Understanding and Avoiding Adverse Selection in Dark Pools

Discussion in 'Professional Trading' started by ASusilovic, Jan 21, 2010.

  1. Traders have long associated adverse selection in dark pools with block executions. A trader typically
    considers himself ‘adversely selected’ when the stock moves in his favor immediately after he executes
    a block in a dark pool. This historical incidence of adverse selection was easy to measure and
    detect; the trader simply compared his execution price to the closing price or the price a few hours
    later. Moreover, adverse selection in dark pools did not occur systematically in the past; over the long
    run, high-performing trades often washed away poorly-performing ones.

    Today, however, our research demonstrates that adverse selection occurs systematically in many
    dark pools and the nature of it is very different. It transpires over much shorter time periods—
    over seconds or minutes rather than hours. As such, it may not attract a trader’s attention, but the
    accumulating effect of small adverse fills over the longer-term performance of a large parent order
    can be considerable.

    Today’s adverse selection is a result of the shift in dark pool composition. Pools that once excluded
    high-frequency trading participants have now opened their gates and as a result, experienced
    explosive volume growth. Although high-frequency trading firms play an important role in displayed
    markets by tightening the spreads, they are often the cause of short-term adverse selection in dark
    pools. And, due to the overwhelming participation level of high-frequency trading firms in dark
    pools, adverse selection is occurring much more frequently to the detriment of buyside participants.

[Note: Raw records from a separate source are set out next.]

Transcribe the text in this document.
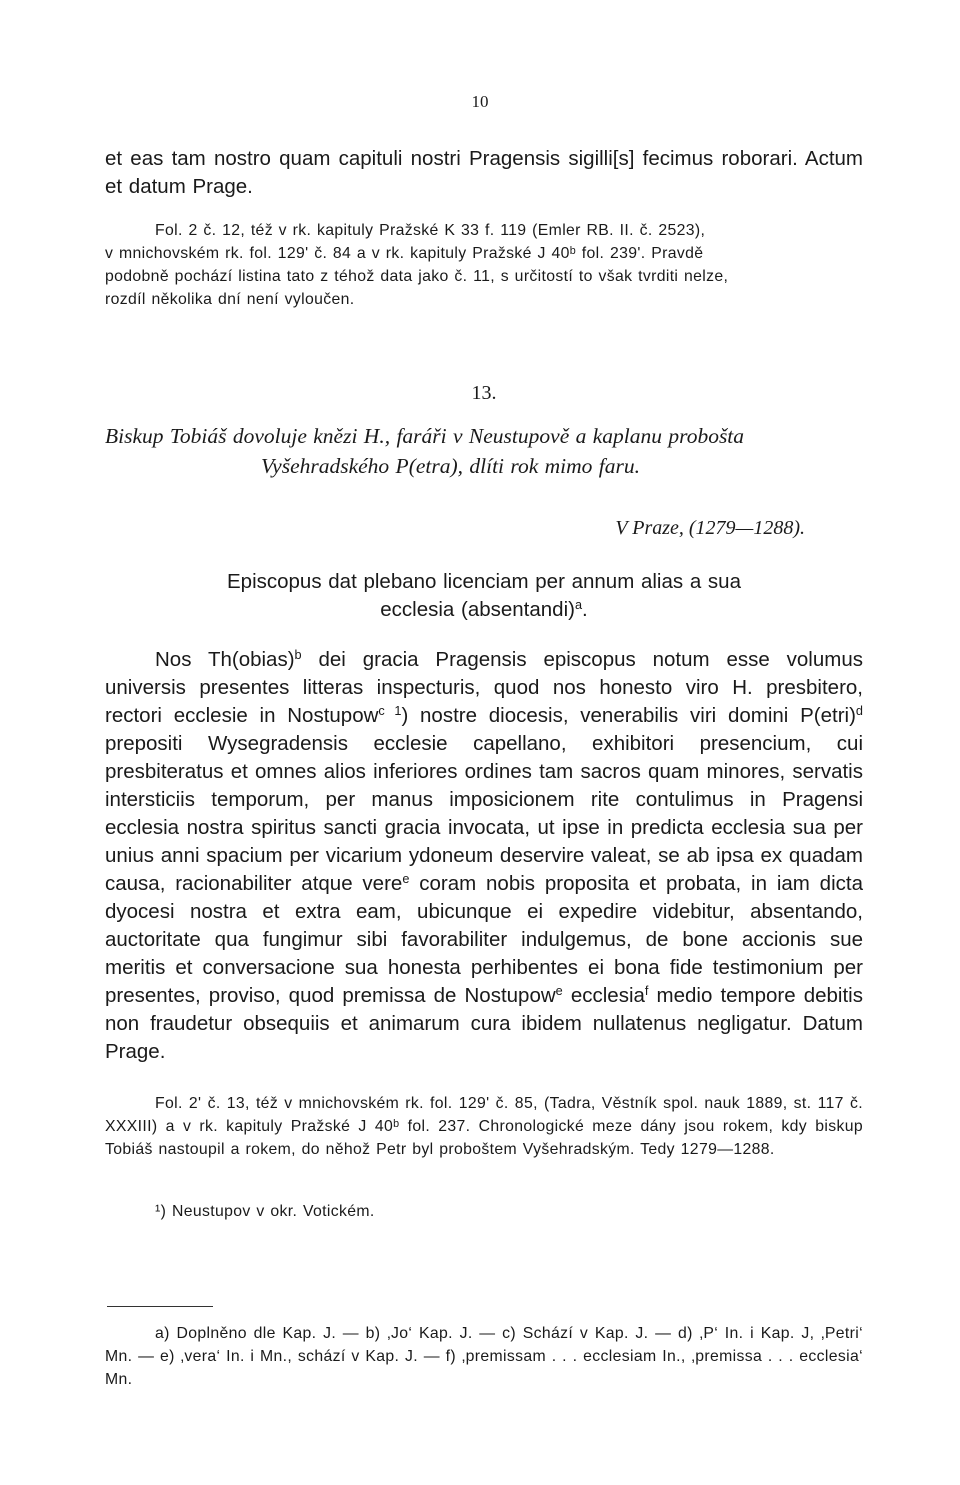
10

et eas tam nostro quam capituli nostri Pragensis sigilli[s] fecimus roborari. Actum et datum Prage.

Fol. 2 č. 12, též v rk. kapituly Pražské K 33 f. 119 (Emler RB. II. č. 2523),
v mnichovském rk. fol. 129' č. 84 a v rk. kapituly Pražské J 40ᵇ fol. 239'. Pravdě
podobně pochází listina tato z téhož data jako č. 11, s určitostí to však tvrditi nelze,
rozdíl několika dní není vyloučen.
13.
Biskup Tobiáš dovoluje knězi H., faráři v Neustupově a kaplanu probošta
Vyšehradského P(etra), dlíti rok mimo faru.
V Praze, (1279—1288).
Episcopus dat plebano licenciam per annum alias a sua
ecclesia (absentandi)$^a$.

Nos Th(obias)$^b$ dei gracia Pragensis episcopus notum esse volumus universis presentes litteras inspecturis, quod nos honesto viro H. presbitero, rectori ecclesie in Nostupow$^{c 1}$) nostre diocesis, venerabilis viri domini P(etri)$^d$ prepositi Wysegradensis ecclesie capellano, exhibitori presencium, cui presbiteratus et omnes alios inferiores ordines tam sacros quam minores, servatis intersticiis temporum, per manus imposicionem rite contulimus in Pragensi ecclesia nostra spiritus sancti gracia invocata, ut ipse in predicta ecclesia sua per unius anni spacium per vicarium ydoneum deservire valeat, se ab ipsa ex quadam causa, racionabiliter atque vere$^e$ coram nobis proposita et probata, in iam dicta dyocesi nostra et extra eam, ubicunque ei expedire videbitur, absentando, auctoritate qua fungimur sibi favorabiliter indulgemus, de bone accionis sue meritis et conversacione sua honesta perhibentes ei bona fide testimonium per presentes, proviso, quod premissa de Nostupow$^e$ ecclesia$^f$ medio tempore debitis non fraudetur obsequiis et animarum cura ibidem nullatenus negligatur. Datum Prage.

Fol. 2' č. 13, též v mnichovském rk. fol. 129' č. 85, (Tadra, Věstník spol. nauk 1889, st. 117 č. XXXIII) a v rk. kapituly Pražské J 40ᵇ fol. 237. Chronologické meze dány jsou rokem, kdy biskup Tobiáš nastoupil a rokem, do něhož Petr byl proboštem Vyšehradským. Tedy 1279—1288.

¹) Neustupov v okr. Votickém.

a) Doplněno dle Kap. J. — b) ‚Jo‘ Kap. J. — c) Schází v Kap. J. — d) ‚P‘ In. i Kap. J, ‚Petri‘ Mn. — e) ‚vera‘ In. i Mn., schází v Kap. J. — f) ‚premissam . . . ecclesiam In., ‚premissa . . . ecclesia‘ Mn.
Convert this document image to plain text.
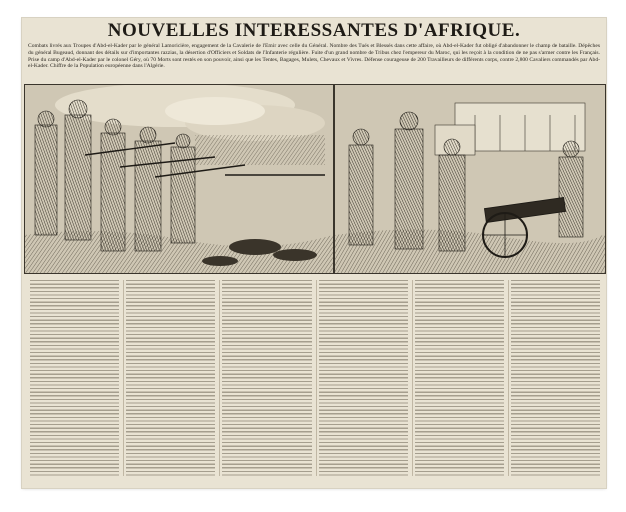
NOUVELLES INTERESSANTES D'AFRIQUE.

Combats livrés aux Troupes d'Abd-el-Kader par le général Lamoricière, engagement de la Cavalerie de l'Emir avec celle du Général. Nombre des Tués et Blessés dans cette affaire, où Abd-el-Kader fut obligé d'abandonner le champ de bataille. Dépêches du général Bugeaud, donnant des détails sur d'importantes razzias, la désertion d'Officiers et Soldats de l'Infanterie régulière. Fuite d'un grand nombre de Tribus chez l'empereur du Maroc, qui les reçoit à la condition de ne pas s'armer contre les Français. Prise du camp d'Abd-el-Kader par le colonel Géry, où 70 Morts sont restés en son pouvoir, ainsi que les Tentes, Bagages, Mulets, Chevaux et Vivres. Défense courageuse de 200 Travailleurs de différents corps, contre 2,800 Cavaliers commandés par Abd-el-Kader. Chiffre de la Population européenne dans l'Algérie.
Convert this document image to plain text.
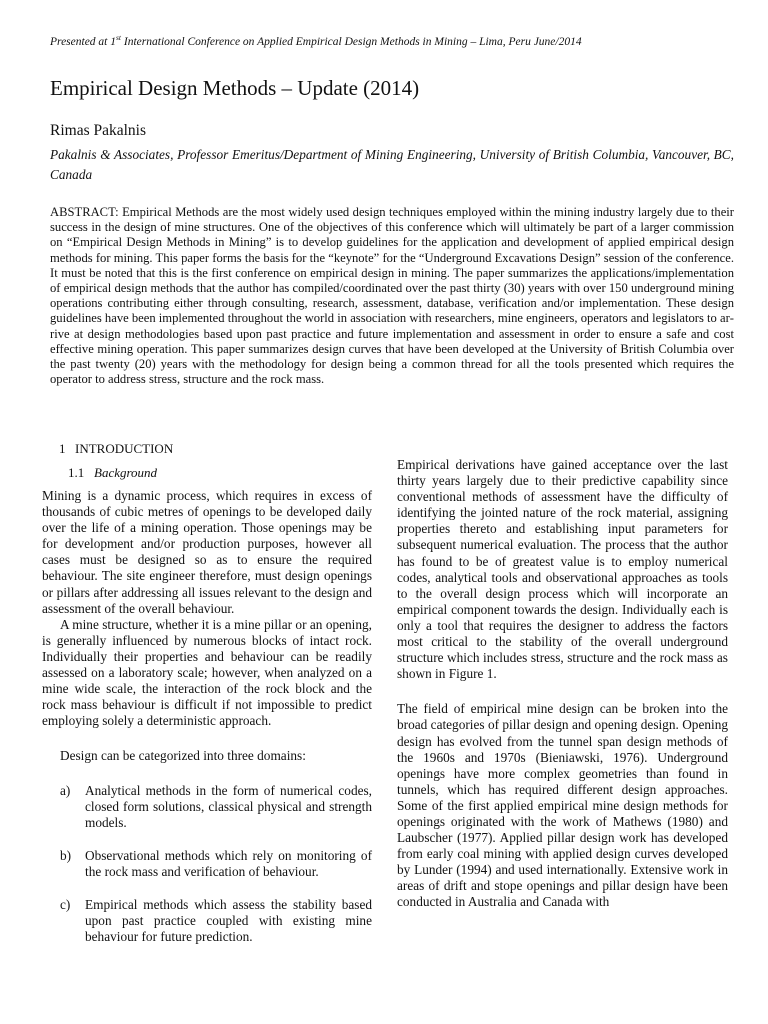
Presented at 1st International Conference on Applied Empirical Design Methods in Mining – Lima, Peru June/2014
Empirical Design Methods – Update (2014)
Rimas Pakalnis
Pakalnis & Associates, Professor Emeritus/Department of Mining Engineering, University of British Columbia, Vancouver, BC, Canada

ABSTRACT: Empirical Methods are the most widely used design techniques employed within the mining industry largely due to their success in the design of mine structures. One of the objectives of this conference which will ultimately be part of a larger commission on “Empirical Design Methods in Mining” is to develop guidelines for the application and development of applied empirical design methods for mining. This paper forms the basis for the “keynote” for the “Underground Excavations Design” session of the conference. It must be noted that this is the first conference on empirical design in mining. The paper summarizes the applications/implementation of empirical design methods that the author has compiled/coordinated over the past thirty (30) years with over 150 underground mining operations contributing either through consulting, research, assessment, database, verification and/or implementation. These design guidelines have been implemented throughout the world in association with researchers, mine engineers, operators and legislators to arrive at design methodologies based upon past practice and future implementation and assessment in order to ensure a safe and cost effective mining operation. This paper summarizes design curves that have been developed at the University of British Columbia over the past twenty (20) years with the methodology for design being a common thread for all the tools presented which requires the operator to address stress, structure and the rock mass.

1 INTRODUCTION
1.1 Background

Mining is a dynamic process, which requires in excess of thousands of cubic metres of openings to be developed daily over the life of a mining operation. Those openings may be for development and/or production purposes, however all cases must be designed so as to ensure the required behaviour. The site engineer therefore, must design openings or pillars after addressing all issues relevant to the design and assessment of the overall behaviour.

A mine structure, whether it is a mine pillar or an opening, is generally influenced by numerous blocks of intact rock. Individually their properties and behaviour can be readily assessed on a laboratory scale; however, when analyzed on a mine wide scale, the interaction of the rock block and the rock mass behaviour is difficult if not impossible to predict employing solely a deterministic approach.

Design can be categorized into three domains:

a)	Analytical methods in the form of numerical codes, closed form solutions, classical physical and strength models.
b)	Observational methods which rely on monitoring of the rock mass and verification of behaviour.
c)	Empirical methods which assess the stability based upon past practice coupled with existing mine behaviour for future prediction.

Empirical derivations have gained acceptance over the last thirty years largely due to their predictive capability since conventional methods of assessment have the difficulty of identifying the jointed nature of the rock material, assigning properties thereto and establishing input parameters for subsequent numerical evaluation. The process that the author has found to be of greatest value is to employ numerical codes, analytical tools and observational approaches as tools to the overall design process which will incorporate an empirical component towards the design. Individually each is only a tool that requires the designer to address the factors most critical to the stability of the overall underground structure which includes stress, structure and the rock mass as shown in Figure 1.

The field of empirical mine design can be broken into the broad categories of pillar design and opening design. Opening design has evolved from the tunnel span design methods of the 1960s and 1970s (Bieniawski, 1976). Underground openings have more complex geometries than found in tunnels, which has required different design approaches. Some of the first applied empirical mine design methods for openings originated with the work of Mathews (1980) and Laubscher (1977). Applied pillar design work has developed from early coal mining with applied design curves developed by Lunder (1994) and used internationally. Extensive work in areas of drift and stope openings and pillar design have been conducted in Australia and Canada with
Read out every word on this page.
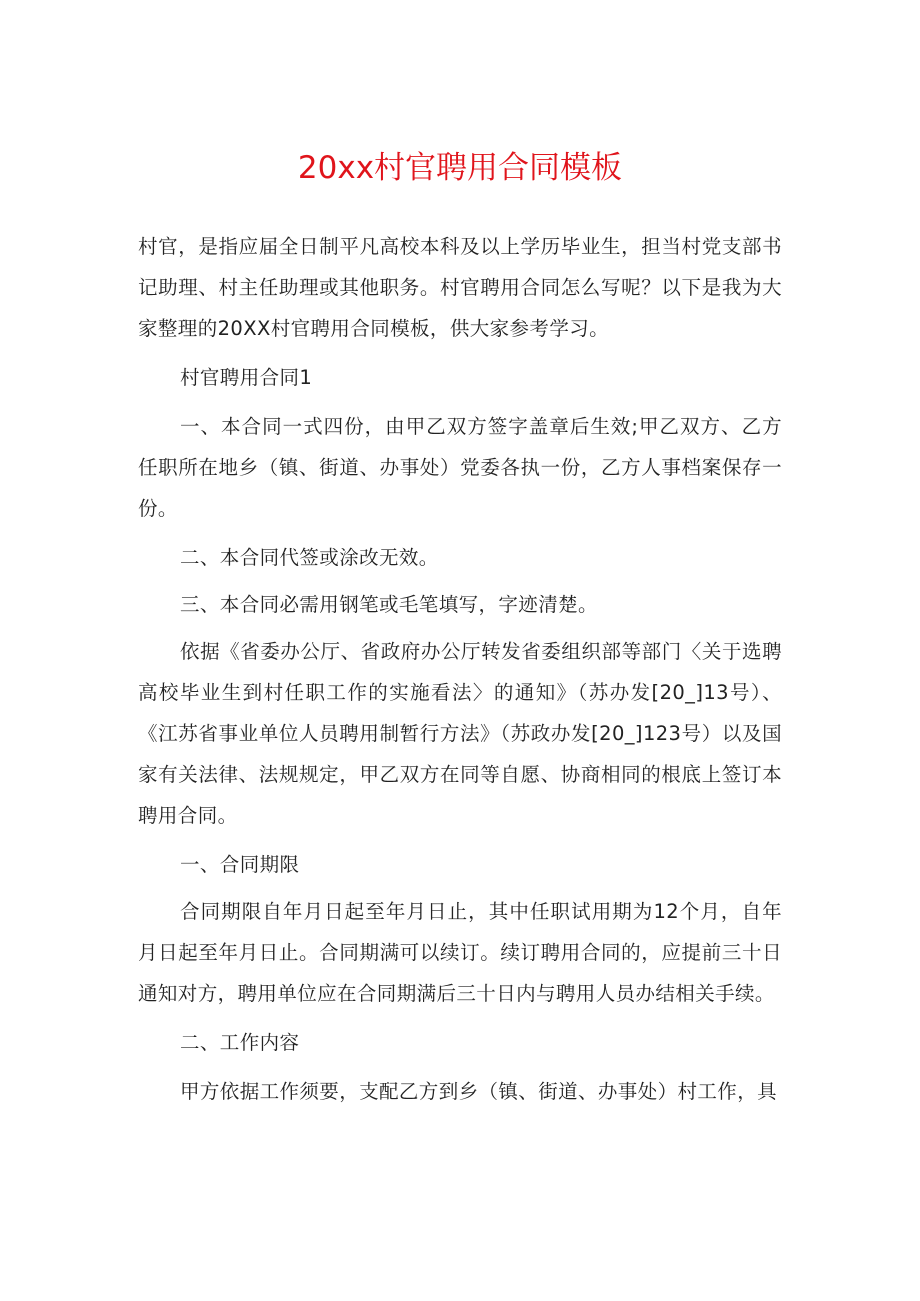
20xx村官聘用合同模板

村官，是指应届全日制平凡高校本科及以上学历毕业生，担当村党支部书记助理、村主任助理或其他职务。村官聘用合同怎么写呢？以下是我为大家整理的20XX村官聘用合同模板，供大家参考学习。

村官聘用合同1

一、本合同一式四份，由甲乙双方签字盖章后生效;甲乙双方、乙方任职所在地乡（镇、街道、办事处）党委各执一份，乙方人事档案保存一份。

二、本合同代签或涂改无效。

三、本合同必需用钢笔或毛笔填写，字迹清楚。

依据《省委办公厅、省政府办公厅转发省委组织部等部门〈关于选聘高校毕业生到村任职工作的实施看法〉的通知》（苏办发[20_]13号）、《江苏省事业单位人员聘用制暂行方法》（苏政办发[20_]123号）以及国家有关法律、法规规定，甲乙双方在同等自愿、协商相同的根底上签订本聘用合同。

一、合同期限

合同期限自年月日起至年月日止，其中任职试用期为12个月，自年月日起至年月日止。合同期满可以续订。续订聘用合同的，应提前三十日通知对方，聘用单位应在合同期满后三十日内与聘用人员办结相关手续。

二、工作内容

甲方依据工作须要，支配乙方到乡（镇、街道、办事处）村工作，具
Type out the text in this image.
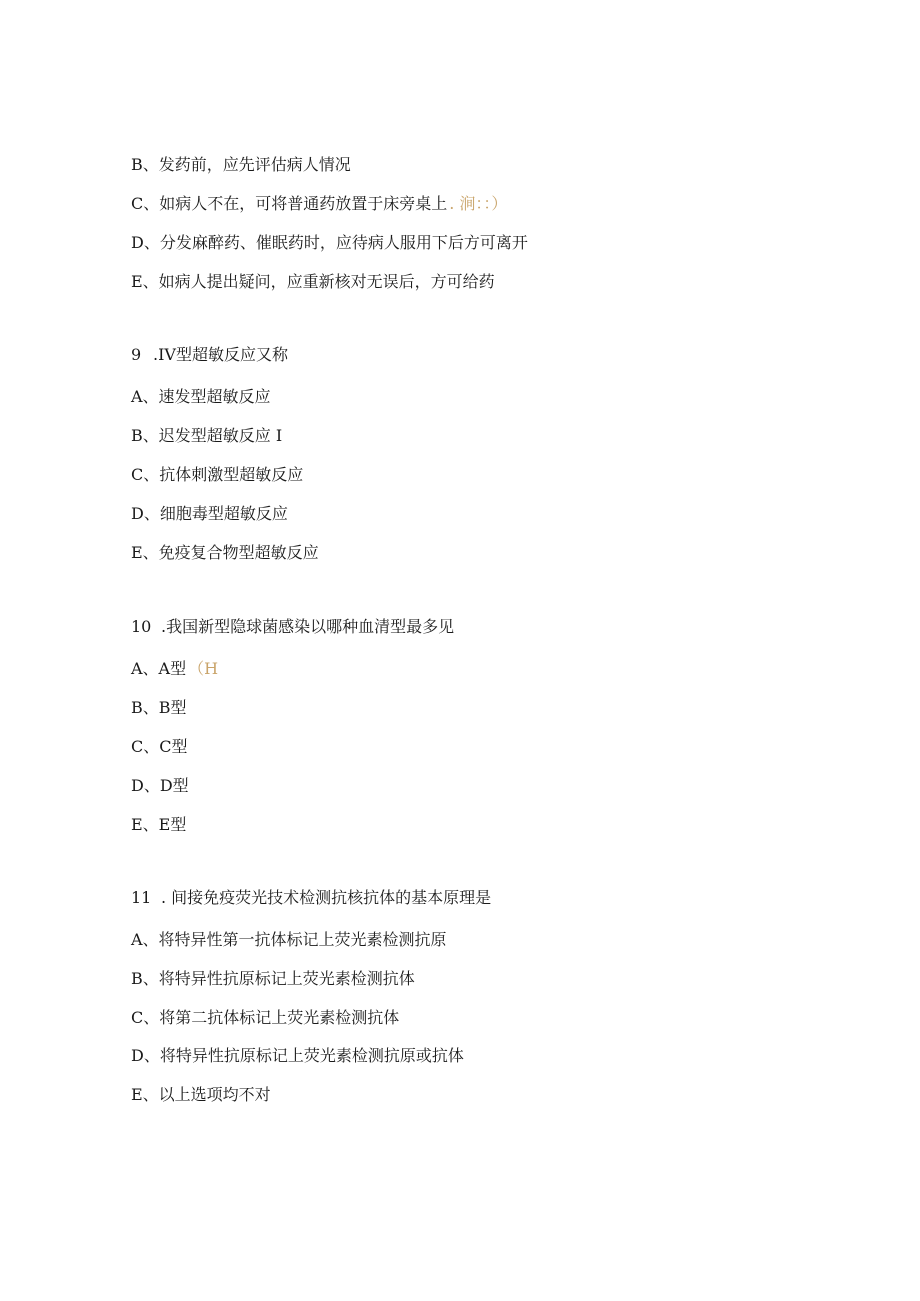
B、发药前，应先评估病人情况
C、如病人不在，可将普通药放置于床旁桌上 . 涧：：）
D、分发麻醉药、催眠药时，应待病人服用下后方可离开
E、如病人提出疑问，应重新核对无误后，方可给药
9 .IV型超敏反应又称
A、速发型超敏反应
B、迟发型超敏反应 I
C、抗体刺激型超敏反应
D、细胞毒型超敏反应
E、免疫复合物型超敏反应
10 .我国新型隐球菌感染以哪种血清型最多见
A、A型 （H
B、B型
C、C型
D、D型
E、E型
11 . 间接免疫荧光技术检测抗核抗体的基本原理是
A、将特异性第一抗体标记上荧光素检测抗原
B、将特异性抗原标记上荧光素检测抗体
C、将第二抗体标记上荧光素检测抗体
D、将特异性抗原标记上荧光素检测抗原或抗体
E、以上选项均不对
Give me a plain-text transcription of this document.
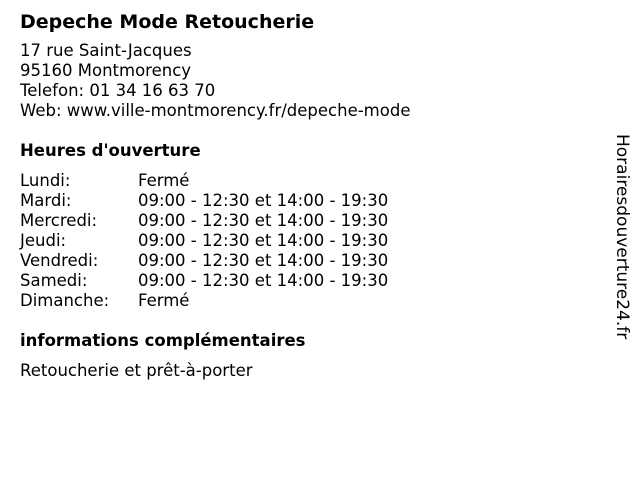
Depeche Mode Retoucherie
17 rue Saint-Jacques
95160 Montmorency
Telefon: 01 34 16 63 70
Web: www.ville-montmorency.fr/depeche-mode
Heures d'ouverture
Lundi:	Fermé
Mardi:	09:00 - 12:30 et 14:00 - 19:30
Mercredi:	09:00 - 12:30 et 14:00 - 19:30
Jeudi:	09:00 - 12:30 et 14:00 - 19:30
Vendredi:	09:00 - 12:30 et 14:00 - 19:30
Samedi:	09:00 - 12:30 et 14:00 - 19:30
Dimanche:	Fermé
informations complémentaires
Retoucherie et prêt-à-porter
Horairesdouverture24.fr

    In this paper, our goal is to educate buyside dark pool participants on the negative effects adverse
    selection can have on performance and to provide an effective method for measuring it over the
    short-term and long-term. We begin by demonstrating the direct cause and effect relationship between
    adverse selection and Implementation Shortfall. We then present our own extended Implementation
    Shortfall measurement framework. This method is suitable for measuring the performance
    of dark pools as well as dark pool aggregators and it captures the effects of both short-term
    and long-term adverse selection. Most importantly, we end with a discussion of various liquidity
    filtration techniques that can help traders avoid adverse selection in dark pools.

    Understanding and Avoiding
    Adverse Selection in Dark Pools
    November 2009
    ©

    http://www.itg.com/news_events/papers/AdverseSelectionDarkPools_113009F.pdf
     
  2. Occam

    Occam

    I hope those reading this understand that this "paper" is a marketing piece for ITG's own dark pools.

    Essentially, they are advocating "darker" dark pools that only the big buyside players can access. While there may or may not be some true merit to this for big buyside players, order flow routed to this venue can never be touched by non-institutional, small-time traders such as those who typically inhabit ET.
     
  3. Not "darker" as the internalization process at Goldman. :cool:
     
  4. Occam

    Occam

    True!

    I am not opposed to darkness, per se; in fact, I think it would be more fair if institution-exclusive dark pools were forced to be completely dark; e.g., no IOI's, which I see as something like quotes available only to an exclusive group.

    But I see internalization as a far worse type of dark -- one in which the B/D, which is supposed to be representing the client, could potentially use the client's information to the B/D's own advantage, vis-a-vis their client and the market as a whole. As such, I think it's unfair and contributes significantly to pricing inefficiency.
     
  5. B/D are per se RISK FREE frontrunning, BONUS PAYMENT organizations. Clients come and go.